High wind speeds over the past few days mean that certain port operations, including the manning of cranes, have come to a halt.

The ships are currently awaiting clearance for entry into their respective ports as things stand.

A crude oil tanker was estimated to arrive at Tranmere in the early hours of Monday morning but is currently stationed a few miles from the coast, roughly five miles away from another tanker that was also due to arrive at Tranmere on Monday afternoon.

The Helmut, a Portuguese container ship travelling from Rotterdam in the Netherlands, was due to arrive at Liverpool at around 6pm on Friday.

It has been anchored approximately seven miles from Benllech ever since.

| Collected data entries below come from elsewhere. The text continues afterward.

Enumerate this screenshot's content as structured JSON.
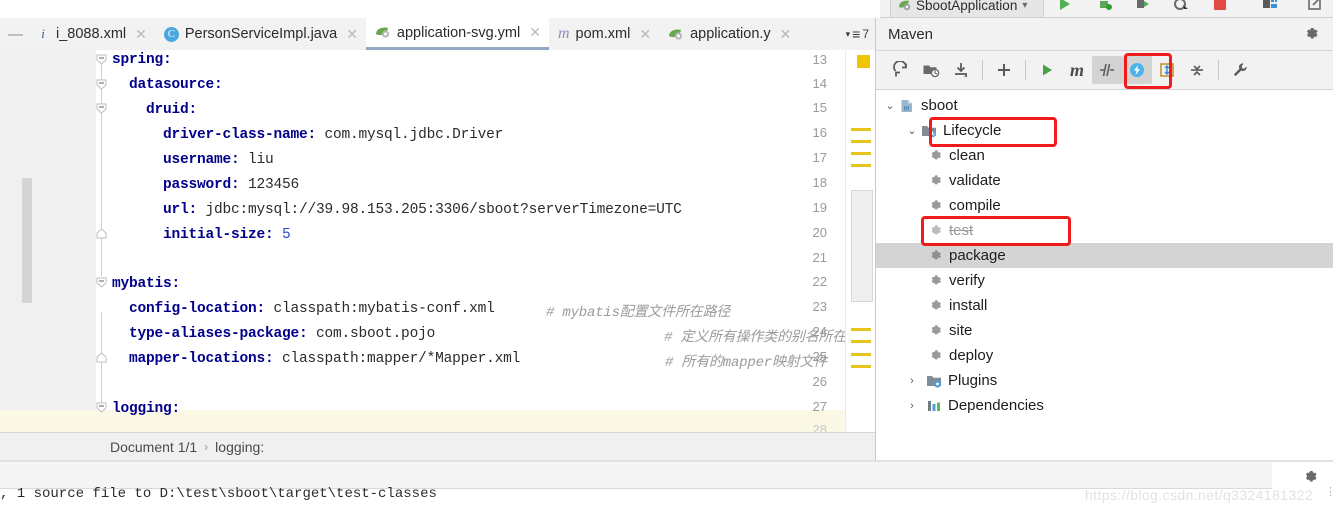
{
  "window": {
    "run_config": "SbootApplication",
    "run_config_caret": "▾"
  },
  "run_toolbar": [
    {
      "name": "run-button",
      "glyph": "▶"
    },
    {
      "name": "debug-button",
      "glyph": "🐞"
    },
    {
      "name": "run-with-coverage-button",
      "glyph": "▶"
    },
    {
      "name": "profiler-button",
      "glyph": "◔"
    },
    {
      "name": "stop-button",
      "glyph": "■"
    },
    {
      "name": "layout-button",
      "glyph": "▤"
    },
    {
      "name": "external-button",
      "glyph": "⧉"
    }
  ],
  "tabs": {
    "minus_label": "—",
    "items": [
      {
        "label": "i_8088.xml",
        "icon": "xml-file-icon",
        "selected": false,
        "close": "✕"
      },
      {
        "label": "PersonServiceImpl.java",
        "icon": "java-class-icon",
        "selected": false,
        "close": "✕"
      },
      {
        "label": "application-svg.yml",
        "icon": "yaml-spring-file-icon",
        "selected": true,
        "close": "✕"
      },
      {
        "label": "pom.xml",
        "icon": "maven-pom-icon",
        "selected": false,
        "close": "✕"
      },
      {
        "label": "application.y",
        "icon": "yaml-spring-file-icon",
        "selected": false,
        "close": "✕"
      }
    ],
    "overflow_caret": "▾",
    "overflow_icon": "≡",
    "overflow_count": "7"
  },
  "editor": {
    "line_numbers": [
      "13",
      "14",
      "15",
      "16",
      "17",
      "18",
      "19",
      "20",
      "21",
      "22",
      "23",
      "24",
      "25",
      "26",
      "27",
      "28"
    ],
    "lines": [
      {
        "n": "13",
        "indent": 0,
        "key": "spring",
        "colon": ":",
        "value": "",
        "comment": "",
        "fold": "minus-open"
      },
      {
        "n": "14",
        "indent": 1,
        "key": "datasource",
        "colon": ":",
        "value": "",
        "comment": "",
        "fold": "minus-open"
      },
      {
        "n": "15",
        "indent": 2,
        "key": "druid",
        "colon": ":",
        "value": "",
        "comment": "",
        "fold": "minus-open"
      },
      {
        "n": "16",
        "indent": 3,
        "key": "driver-class-name",
        "colon": ":",
        "value": " com.mysql.jdbc.Driver",
        "comment": "",
        "fold": ""
      },
      {
        "n": "17",
        "indent": 3,
        "key": "username",
        "colon": ":",
        "value": " liu",
        "comment": "",
        "fold": ""
      },
      {
        "n": "18",
        "indent": 3,
        "key": "password",
        "colon": ":",
        "value": " 123456",
        "comment": "",
        "fold": ""
      },
      {
        "n": "19",
        "indent": 3,
        "key": "url",
        "colon": ":",
        "value": " jdbc:mysql://39.98.153.205:3306/sboot?serverTimezone=UTC",
        "comment": "",
        "fold": ""
      },
      {
        "n": "20",
        "indent": 3,
        "key": "initial-size",
        "colon": ":",
        "value": " 5",
        "number": true,
        "comment": "",
        "fold": "end"
      },
      {
        "n": "21",
        "indent": 0,
        "key": "",
        "colon": "",
        "value": "",
        "comment": "",
        "fold": ""
      },
      {
        "n": "22",
        "indent": 0,
        "key": "mybatis",
        "colon": ":",
        "value": "",
        "comment": "",
        "fold": "minus-open"
      },
      {
        "n": "23",
        "indent": 1,
        "key": "config-location",
        "colon": ":",
        "value": " classpath:mybatis-conf.xml",
        "comment": "# mybatis配置文件所在路径",
        "fold": ""
      },
      {
        "n": "24",
        "indent": 1,
        "key": "type-aliases-package",
        "colon": ":",
        "value": " com.sboot.pojo",
        "comment": "# 定义所有操作类的别名所在包",
        "fold": ""
      },
      {
        "n": "25",
        "indent": 1,
        "key": "mapper-locations",
        "colon": ":",
        "value": " classpath:mapper/*Mapper.xml",
        "comment": "# 所有的mapper映射文件",
        "fold": "end"
      },
      {
        "n": "26",
        "indent": 0,
        "key": "",
        "colon": "",
        "value": "",
        "comment": "",
        "fold": ""
      },
      {
        "n": "27",
        "indent": 0,
        "key": "logging",
        "colon": ":",
        "value": "",
        "comment": "",
        "fold": "minus-open"
      },
      {
        "n": "28",
        "indent": 0,
        "key": "",
        "colon": "",
        "value": "",
        "comment": "",
        "fold": ""
      }
    ]
  },
  "breadcrumb": {
    "document": "Document 1/1",
    "separator": "›",
    "node": "logging:"
  },
  "maven": {
    "title": "Maven",
    "settings_icon": "gear-icon",
    "toolbar": [
      {
        "name": "reload-all-maven-projects-button",
        "glyph": "⟳"
      },
      {
        "name": "generate-sources-button",
        "glyph": "▣"
      },
      {
        "name": "download-sources-button",
        "glyph": "⤓"
      },
      {
        "name": "add-maven-project-button",
        "glyph": "＋"
      },
      {
        "name": "execute-maven-goal-button",
        "glyph": "▶"
      },
      {
        "name": "maven-settings-button",
        "glyph": "m"
      },
      {
        "name": "toggle-skip-tests-button",
        "glyph": "⫽"
      },
      {
        "name": "toggle-offline-mode-button",
        "glyph": "⚡"
      },
      {
        "name": "expand-all-button",
        "glyph": "⇕"
      },
      {
        "name": "collapse-all-button",
        "glyph": "⤒"
      },
      {
        "name": "maven-config-button",
        "glyph": "🔧"
      }
    ],
    "tree": {
      "root": {
        "label": "sboot",
        "chevron": "⌄",
        "icon": "maven-project-icon"
      },
      "lifecycle": {
        "label": "Lifecycle",
        "chevron": "⌄",
        "icon": "lifecycle-folder-icon"
      },
      "goals": [
        {
          "label": "clean",
          "icon": "maven-goal-icon",
          "highlighted": true,
          "selected": false,
          "disabled": false
        },
        {
          "label": "validate",
          "icon": "maven-goal-icon",
          "highlighted": false,
          "selected": false,
          "disabled": false
        },
        {
          "label": "compile",
          "icon": "maven-goal-icon",
          "highlighted": false,
          "selected": false,
          "disabled": false
        },
        {
          "label": "test",
          "icon": "maven-goal-icon",
          "highlighted": false,
          "selected": false,
          "disabled": true
        },
        {
          "label": "package",
          "icon": "maven-goal-icon",
          "highlighted": true,
          "selected": true,
          "disabled": false
        },
        {
          "label": "verify",
          "icon": "maven-goal-icon",
          "highlighted": false,
          "selected": false,
          "disabled": false
        },
        {
          "label": "install",
          "icon": "maven-goal-icon",
          "highlighted": false,
          "selected": false,
          "disabled": false
        },
        {
          "label": "site",
          "icon": "maven-goal-icon",
          "highlighted": false,
          "selected": false,
          "disabled": false
        },
        {
          "label": "deploy",
          "icon": "maven-goal-icon",
          "highlighted": false,
          "selected": false,
          "disabled": false
        }
      ],
      "plugins": {
        "label": "Plugins",
        "chevron": "›",
        "icon": "plugins-folder-icon"
      },
      "dependencies": {
        "label": "Dependencies",
        "chevron": "›",
        "icon": "dependencies-icon"
      }
    }
  },
  "console": {
    "text": ", 1 source file to D:\\test\\sboot\\target\\test-classes",
    "settings_icon": "gear-icon",
    "more_icon": "⋮"
  },
  "watermark": "https://blog.csdn.net/q3324181322",
  "colors": {
    "highlight_red": "#f01b1b",
    "selection_gray": "#d4d4d4",
    "tab_selected_underline": "#8fa9c4",
    "keyword_blue": "#00008b",
    "marker_yellow": "#e8c51e",
    "green_run": "#4caf50"
  }
}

The San Alvaro container ship which set off from the port of Algeciras in Spain on September 25 was due to arrive at Liverpool at approximately 6am on Saturday but has remained at anchor for the past four days.

Container ships waiting to dock in Liverpool (Hadyn Iball / North Wales Live)

It remains unknown how long the ships will be anchored off Moelfre but the area is often used as a sheltered anchorage for shipping and also to await pilots for the short voyage into the Mersey estuary.

A spokesperson for Peel Ports, who run the Port of Liverpool, said: "It's weather-related. When winds are high occasionally, operations will halt and the ships will have to wait until the weather is in a safe operating period again.

"When wind speeds reach a certain limit then cranes have to stop operating for safety reasons and the ships will wait until they get clearance into the port, which is standard practice."